Crise des pneumatiques en Algérie : entre pénurie persistante et espoirs industriels
La pénurie de pneus en Algérie atteint un nouveau pic à l’approche de la rentrée sociale, provoquant une vague de colère sur les réseaux sociaux. Des automobilistes, excédés, interpellent les hautes autorités du pays, dénonçant une situation qui met non seulement en péril leurs déplacements quotidiens, mais surtout la sécurité routière. En effet, les pneumatiques, en tant que seul point de contact entre un véhicule et la route, sont essentiels à la stabilité et au freinage. Des pneus usés ou défectueux représentent un danger, même si les autres composants du véhicule sont en bon état.
Le marché est d’autant plus tendu que les prix des rares pneus disponibles ont explosé. Un exemple frappant : un pneu pour une petite voiture Marruti, vendu à moins de 3 000 DA l’année dernière, atteint aujourd’hui les 12 000 DA, soit une multiplication par quatre en un an.
Enquête nationale et tensions sur l’importation
Face à cette situation, les Directions du commerce intérieur et du contrôle du marché dans plusieurs wilayas ont été mobilisées dans le cadre d’un plan national de régulation. Une enquête approfondie sur la chaîne de distribution a été lancée pour retracer le parcours du pneumatique, de l’importateur jusqu’au point de vente. Objectif : contrôler les prix, prévenir la spéculation et garantir la transparence des stocks.

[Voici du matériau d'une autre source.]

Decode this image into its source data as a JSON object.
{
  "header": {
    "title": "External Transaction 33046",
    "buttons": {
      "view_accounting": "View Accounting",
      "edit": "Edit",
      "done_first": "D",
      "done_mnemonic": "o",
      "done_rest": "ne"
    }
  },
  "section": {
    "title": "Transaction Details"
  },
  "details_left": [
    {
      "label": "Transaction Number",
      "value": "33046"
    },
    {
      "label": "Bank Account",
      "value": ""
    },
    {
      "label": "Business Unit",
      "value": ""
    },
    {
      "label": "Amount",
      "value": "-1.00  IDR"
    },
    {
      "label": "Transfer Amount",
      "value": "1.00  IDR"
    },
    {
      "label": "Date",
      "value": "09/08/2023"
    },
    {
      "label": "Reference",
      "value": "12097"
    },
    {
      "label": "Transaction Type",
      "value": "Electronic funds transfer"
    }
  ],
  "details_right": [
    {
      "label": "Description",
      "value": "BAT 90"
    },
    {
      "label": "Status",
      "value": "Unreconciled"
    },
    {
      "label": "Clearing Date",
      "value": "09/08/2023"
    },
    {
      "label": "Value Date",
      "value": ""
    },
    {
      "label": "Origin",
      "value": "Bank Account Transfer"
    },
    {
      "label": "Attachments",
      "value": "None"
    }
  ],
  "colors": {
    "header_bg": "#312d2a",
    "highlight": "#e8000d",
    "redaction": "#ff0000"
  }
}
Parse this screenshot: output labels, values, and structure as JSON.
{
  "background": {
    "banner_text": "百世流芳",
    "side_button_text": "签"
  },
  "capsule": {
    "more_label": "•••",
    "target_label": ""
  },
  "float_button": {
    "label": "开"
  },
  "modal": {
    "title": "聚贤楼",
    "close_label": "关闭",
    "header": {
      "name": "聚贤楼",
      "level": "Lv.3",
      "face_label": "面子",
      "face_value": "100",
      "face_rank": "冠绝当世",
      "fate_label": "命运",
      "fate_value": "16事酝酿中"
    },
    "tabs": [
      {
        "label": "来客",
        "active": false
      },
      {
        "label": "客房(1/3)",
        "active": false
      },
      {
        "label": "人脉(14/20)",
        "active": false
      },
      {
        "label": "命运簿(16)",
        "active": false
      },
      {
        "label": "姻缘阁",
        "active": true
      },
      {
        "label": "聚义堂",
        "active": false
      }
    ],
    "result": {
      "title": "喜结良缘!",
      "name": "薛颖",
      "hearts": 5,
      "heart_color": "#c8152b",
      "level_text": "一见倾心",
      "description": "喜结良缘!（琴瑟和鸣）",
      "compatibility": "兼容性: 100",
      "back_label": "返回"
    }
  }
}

Selon des sources au ministère du Commerce, cette opération vise également à contraindre les distributeurs à déclarer tous les stocks disponibles, tandis que toute hausse injustifiée de prix sera considérée comme acte spéculatif passible de sanctions. Toutefois, des importateurs pointent du doigt une autre cause : l’arrêt ou la forte baisse des importations, notamment depuis février-mars 2025, en raison de la dissolution d’Algex, l’organisme qui délivrait les autorisations d’importation.
Des mesures d’urgence déjà lancées
La crise n’est pas nouvelle : elle dure depuis plus de deux ans et avait déjà connu un pic en septembre dernier. À l’époque, le gouvernement avait confié à Naftal l’importation d’urgence de 300 000 pneus, dont une première cargaison de 100 000 unités avait été réceptionnée à Oum El Bouaghi. Cette opération avait alors permis de soulager temporairement le marché.
Mais la situation reste fragile. La récente fermeture temporaire de l’usine Iris de Sétif pendant 15 jours, même si elle pourrait n’être qu’un arrêt technique de maintenance, a contribué à aggraver la pénurie actuelle. Iris Tyres, seul producteur national actif, fournit environ 2 millions de pneus par an, soit moins de 30 % des besoins du marché, estimés à plus de 7 millions d’unités annuellement.
Cap vers l’autosuffisance en 2026
Des perspectives plus encourageantes émergent toutefois à moyen terme. En juillet 2025, la pose de la première pierre de l’usine SHLI d’Oran a marqué le début d’un nouveau chapitre. Selon les responsables de l’Agence algérienne de promotion de l’investissement (AAPI), trois autres projets sont en préparation : une extension de l’usine Iris à Sétif, ainsi que deux nouvelles unités à Touggourt et Aïn M’lila.
D’ici à fin 2026, ces projets devraient porter la capacité de production nationale à 20 millions de pneus par an, soit près du triple des besoins actuels. Cette montée en puissance industrielle pourrait transformer l’Algérie en exportateur net de pneumatiques, selon les prévisions de l’AAPI.
Pour sa part, SHLI annonce une production initiale de 7 millions de pneus/an, dont 1 million pour poids lourds et 6 millions pour véhicules légers. Ce projet stratégique permettrait de réduire les importations de 200 millions de dollars et de générer jusqu’à 300 millions de dollars d’exportations.
Une transformation structurelle encore à concrétiser
En attendant que ces usines entrent en production, le retour à la normale dépendra largement de la reprise rapide des importations et de la mise en place d’un cadre clair pour leur gestion. Le gouvernement est attendu sur une réorganisation urgente du système d’autorisation, à la suite de la disparition d’Algex, afin de réduire les goulets d’étranglement administratifs qui freinent les importateurs.
Pour l’heure, la crise persiste, avec un impact direct sur les usagers, mais aussi sur les transporteurs et l’économie en général. La disponibilité des pneus reste un enjeu crucial de sécurité routière et de continuité des services, dans un pays où le transport routier est vital.